At Richardson Sales Performance, we understand the barriers keeping teams apart, but we also know relationships add value in forming strong sales teams. We believe the answer to bridging this gap lies in technology. Over the past year, we’ve been prototyping and refining a new approach to blended learning that incorporates strong social elements to bring the benefits of social interaction in learning to geographically dispersed teams. This new approach to training works within the realities of today’s sales environment. It is one that doesn’t take sellers out of the field for too long. One flexible enough to work as a standalone online solution or combined with minimal classroom time. One that forges connections between sellers.

Social Learning Tools

Leaderboards allow sellers to see their own progress and compare it against the progress of their teammates. Elements like games, quizzes, answering questions, unlocking achievement badges all promote social interactions. Friendly gameplay appeals to sellers’ natural competitive instincts while reinforcing learning and skill development.

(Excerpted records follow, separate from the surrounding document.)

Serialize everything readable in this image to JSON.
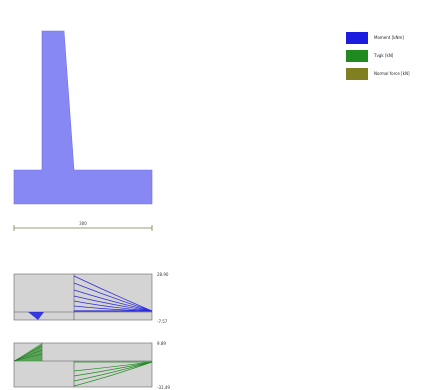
{
  "colors": {
    "section": "#8888f5",
    "moment": "#1c1ce0",
    "shear": "#1f8a1f",
    "normal": "#808020",
    "panel_bg": "#d4d4d4",
    "panel_border": "#666666",
    "dimension": "#7a7a4a"
  },
  "legend": [
    {
      "label": "Moment [kNm]",
      "color": "#1c1ce0"
    },
    {
      "label": "Tvgk [kN]",
      "color": "#1f8a1f"
    },
    {
      "label": "Normal force [kN]",
      "color": "#808020"
    }
  ],
  "dimension": {
    "label": "300"
  },
  "moment_panel": {
    "max_label": "28.90",
    "min_label": "-7.57"
  },
  "shear_panel": {
    "max_label": "9.89",
    "min_label": "-31.49"
  }
}
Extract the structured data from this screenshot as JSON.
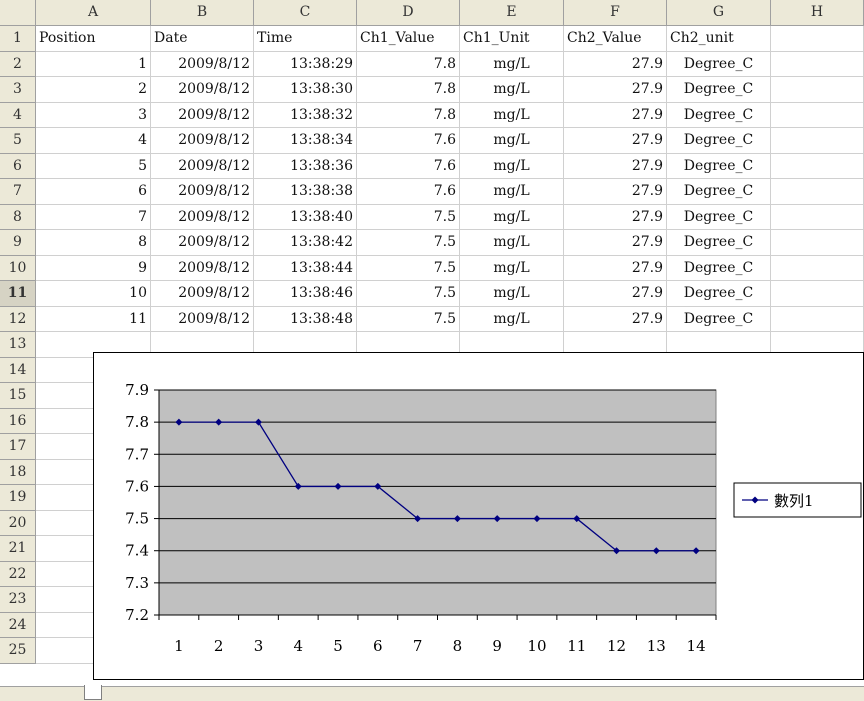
{
  "columns": [
    "A",
    "B",
    "C",
    "D",
    "E",
    "F",
    "G",
    "H"
  ],
  "rows": [
    "1",
    "2",
    "3",
    "4",
    "5",
    "6",
    "7",
    "8",
    "9",
    "10",
    "11",
    "12",
    "13",
    "14",
    "15",
    "16",
    "17",
    "18",
    "19",
    "20",
    "21",
    "22",
    "23",
    "24",
    "25"
  ],
  "selected_row": "11",
  "headers": [
    "Position",
    "Date",
    "Time",
    "Ch1_Value",
    "Ch1_Unit",
    "Ch2_Value",
    "Ch2_unit"
  ],
  "table": [
    [
      "1",
      "2009/8/12",
      "13:38:29",
      "7.8",
      "mg/L",
      "27.9",
      "Degree_C"
    ],
    [
      "2",
      "2009/8/12",
      "13:38:30",
      "7.8",
      "mg/L",
      "27.9",
      "Degree_C"
    ],
    [
      "3",
      "2009/8/12",
      "13:38:32",
      "7.8",
      "mg/L",
      "27.9",
      "Degree_C"
    ],
    [
      "4",
      "2009/8/12",
      "13:38:34",
      "7.6",
      "mg/L",
      "27.9",
      "Degree_C"
    ],
    [
      "5",
      "2009/8/12",
      "13:38:36",
      "7.6",
      "mg/L",
      "27.9",
      "Degree_C"
    ],
    [
      "6",
      "2009/8/12",
      "13:38:38",
      "7.6",
      "mg/L",
      "27.9",
      "Degree_C"
    ],
    [
      "7",
      "2009/8/12",
      "13:38:40",
      "7.5",
      "mg/L",
      "27.9",
      "Degree_C"
    ],
    [
      "8",
      "2009/8/12",
      "13:38:42",
      "7.5",
      "mg/L",
      "27.9",
      "Degree_C"
    ],
    [
      "9",
      "2009/8/12",
      "13:38:44",
      "7.5",
      "mg/L",
      "27.9",
      "Degree_C"
    ],
    [
      "10",
      "2009/8/12",
      "13:38:46",
      "7.5",
      "mg/L",
      "27.9",
      "Degree_C"
    ],
    [
      "11",
      "2009/8/12",
      "13:38:48",
      "7.5",
      "mg/L",
      "27.9",
      "Degree_C"
    ]
  ],
  "chart_data": {
    "type": "line",
    "categories": [
      "1",
      "2",
      "3",
      "4",
      "5",
      "6",
      "7",
      "8",
      "9",
      "10",
      "11",
      "12",
      "13",
      "14"
    ],
    "series": [
      {
        "name": "數列1",
        "values": [
          7.8,
          7.8,
          7.8,
          7.6,
          7.6,
          7.6,
          7.5,
          7.5,
          7.5,
          7.5,
          7.5,
          7.4,
          7.4,
          7.4
        ],
        "color": "#000080"
      }
    ],
    "ylim": [
      7.2,
      7.9
    ],
    "yticks": [
      "7.2",
      "7.3",
      "7.4",
      "7.5",
      "7.6",
      "7.7",
      "7.8",
      "7.9"
    ],
    "grid": true,
    "plot_background": "#c0c0c0",
    "legend_position": "right"
  }
}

With discussion threads, sellers can talk with others on their team and even have private conversations with managers. They can share comments and questions, and reply to those others have posted. They can discuss best practices, how they’re using the learned skills, where they face challenges with customers – these discussions create a stronger community within the team.

Some lessons require learners to pause and reflect on what they’ve just learned and how it will apply in future client situations. The act of thinking, writing, and reflecting helps sellers improve knowledge retention and application. Sharing their views in discussion threads allows team members to collaborate on ideas without having to come together physically. These threads also help managers to interact with learners and to coach based on their responses.

Research tells us learning through social media works because learning is a fundamentally social activity. At Richardson Sales Performance, we have made social learning an integral part of how we train today’s learner. We have created a blended-learning experience for the digital age – and the answer to keeping sales teams trained and connected while minimizing time away from the field.